There is so much more to say. Any thoughts on the matter?



  1. Thanks for this important blog installment!
    I thought this piece offered some good insights into what is happening behind the scenes – meant to send it to you a long time ago, before you wrote this.
    Looks like some people are deep into the death cult and established boundaries are being crossed (as happens in a fallen world).
    Euthanasia is being practiced in many countries, including Switzerland (has been for years). I don’t know the statistics, but am not sure it’s being done on a scale that MAID seems to be encouraging.

  2. A good friend just died, but not before weeks and weeks of extreme pain that could not be completely controlled even with drugs that made him almost comatose (his cancer was terminal). I don’t know whether he got his wish to enact MAID, but I do hope he did.
    We’ve had two family members in palliative care and I believe that no one can really understand what that entails unless they have spent time with patients and staff in a setting like that. MAID starts to look like a very attractive alternative to a slow death.

    1. Having sat at my mother’s bedside while she died, I understand how attractive MAID looks. And when it was introduced it was supposed to be only for those already about to die. Now it is being extended to the mentally ill. Then to minors. And there has been suggestion to expend it to infants with disabilities. It seems to me MAID dehumanizes us in suggesting that some lives are not worth living. If I were a cynic I might suggest it was all about health care costs.

      1. It seems like our society on the whole agrees with women that it is “my body, my choice” when it comes to abortion. How can we then deny any person the right to end their life at a time of their choosing?

      2. That’s a logical statement. However, even abortion proponents don’t have consensus on when it should be allowed. So too with MAID. Logically it should be available to all at any time with no restrictions. What right does the state have to tell me it won’t pay for my suicide?

  3. Philip Allan · · Reply

    Apparently 7% of all deaths in Quebec are MAID related.

    Just as with Roxham Rd, where the federal government is now shipping illegal entrants to places like Cornwall and Windsor, it seems what Quebec wants, Quebec generally gets with this government.

    They do have a strong sense of self preservation, so with Quebec pushing for more, I expect we will get more, not less and sooner rather than later.


  4. Neil Remington Abramson · · Reply

    Our mutual friend B chose MAID. As I understand he hoped to avoid the painful and hopeless death experienced by his father. For me, the injustice was that he felt compelled to go earlier than he needed to because of the way the legislation was written. If he had lost his mental competence because of the disease, the MAID would be withheld. At the end, when the doctor comes to do the deed, s/he is required to ask if you still want to go through with it, and if you are not competent to respond in the affirmative, you will be denied.

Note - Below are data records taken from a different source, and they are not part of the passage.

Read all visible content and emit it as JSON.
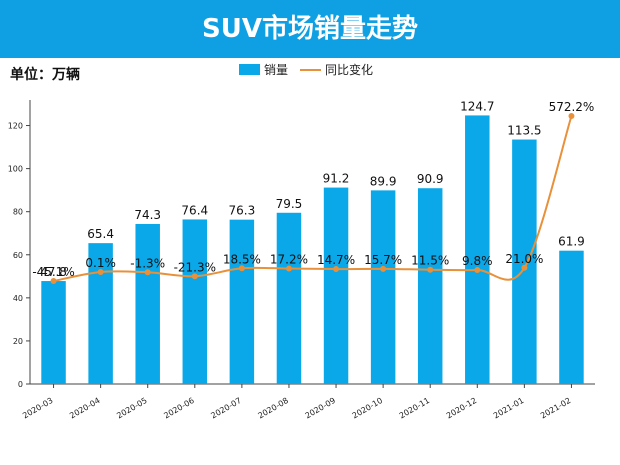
{
  "header": {
    "title": "SUV市场销量走势"
  },
  "unit_label": "单位：万辆",
  "colors": {
    "banner": "#0f9fe3",
    "bar": "#0aa8e8",
    "line": "#e8913a"
  },
  "chart_data": {
    "type": "bar",
    "title": "SUV市场销量走势",
    "categories": [
      "2020-03",
      "2020-04",
      "2020-05",
      "2020-06",
      "2020-07",
      "2020-08",
      "2020-09",
      "2020-10",
      "2020-11",
      "2020-12",
      "2021-01",
      "2021-02"
    ],
    "series": [
      {
        "name": "销量",
        "type": "bar",
        "axis": "left",
        "values": [
          47.8,
          65.4,
          74.3,
          76.4,
          76.3,
          79.5,
          91.2,
          89.9,
          90.9,
          124.7,
          113.5,
          61.9
        ],
        "labels": [
          "47.8",
          "65.4",
          "74.3",
          "76.4",
          "76.3",
          "79.5",
          "91.2",
          "89.9",
          "90.9",
          "124.7",
          "113.5",
          "61.9"
        ]
      },
      {
        "name": "同比变化",
        "type": "line",
        "axis": "secondary",
        "values": [
          -45.1,
          0.1,
          -1.3,
          -21.3,
          18.5,
          17.2,
          14.7,
          15.7,
          11.5,
          9.8,
          21.0,
          572.2
        ],
        "labels": [
          "-45.1%",
          "0.1%",
          "-1.3%",
          "-21.3%",
          "18.5%",
          "17.2%",
          "14.7%",
          "15.7%",
          "11.5%",
          "9.8%",
          "21.0%",
          "572.2%"
        ]
      }
    ],
    "ylim": [
      0,
      130
    ],
    "yticks": [
      0,
      20,
      40,
      60,
      80,
      100,
      120
    ],
    "xlabel": "",
    "ylabel": "",
    "legend": "top-center",
    "grid": false
  }
}
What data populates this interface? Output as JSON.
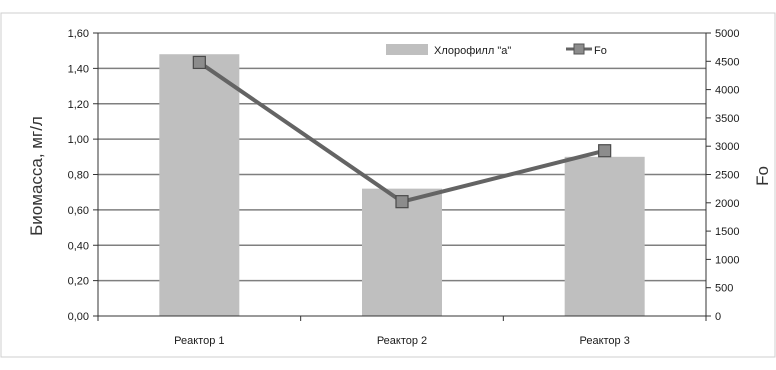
{
  "chart_data": {
    "type": "bar+line",
    "categories": [
      "Реактор 1",
      "Реактор 2",
      "Реактор 3"
    ],
    "series": [
      {
        "name": "Хлорофилл \"a\"",
        "type": "bar",
        "axis": "left",
        "values": [
          1.48,
          0.72,
          0.9
        ]
      },
      {
        "name": "Fo",
        "type": "line",
        "axis": "right",
        "values": [
          4480,
          2020,
          2920
        ]
      }
    ],
    "ylabel": "Биомасса, мг/л",
    "y2label": "Fo",
    "ylim": [
      0,
      1.6
    ],
    "y2lim": [
      0,
      5000
    ],
    "yticks": [
      "0,00",
      "0,20",
      "0,40",
      "0,60",
      "0,80",
      "1,00",
      "1,20",
      "1,40",
      "1,60"
    ],
    "y2ticks": [
      "0",
      "500",
      "1000",
      "1500",
      "2000",
      "2500",
      "3000",
      "3500",
      "4000",
      "4500",
      "5000"
    ],
    "grid": true,
    "legend_position": "top-right",
    "colors": {
      "bar": "#bfbfbf",
      "line": "#646464",
      "marker": "#8c8c8c",
      "grid": "#7f7f7f"
    }
  }
}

    While I agree with you about children, and the mentally ill, and no doubt other categories, I think that if a mentally competent person opts for MAID under defined conditions in a notarized living will, perhaps in consultation with medical specialists, and those conditions are met, then MAID should be allowed even if competence has vanished due to the progress of the illness.

    As for waiting for God’s timing, I’m afraid human technology has already interfered to keep people alive despite God’s best efforts to bring a person home. I also observe that various institutions’ incomes depend on keeping old or terminal people alive as long as possible, but without any consideration for those persons’ quality of life. These institutions’ incomes, and the incomes of their employees depend on thwarting the Lord’s efforts to bring us home when it really is our time.

    1. You make a good point about our intended lifespan and about the economic factor. But should we be expanding the criteria further? Why not just make MAID available to anyone with a reasonable expectation of death? Which is all of us.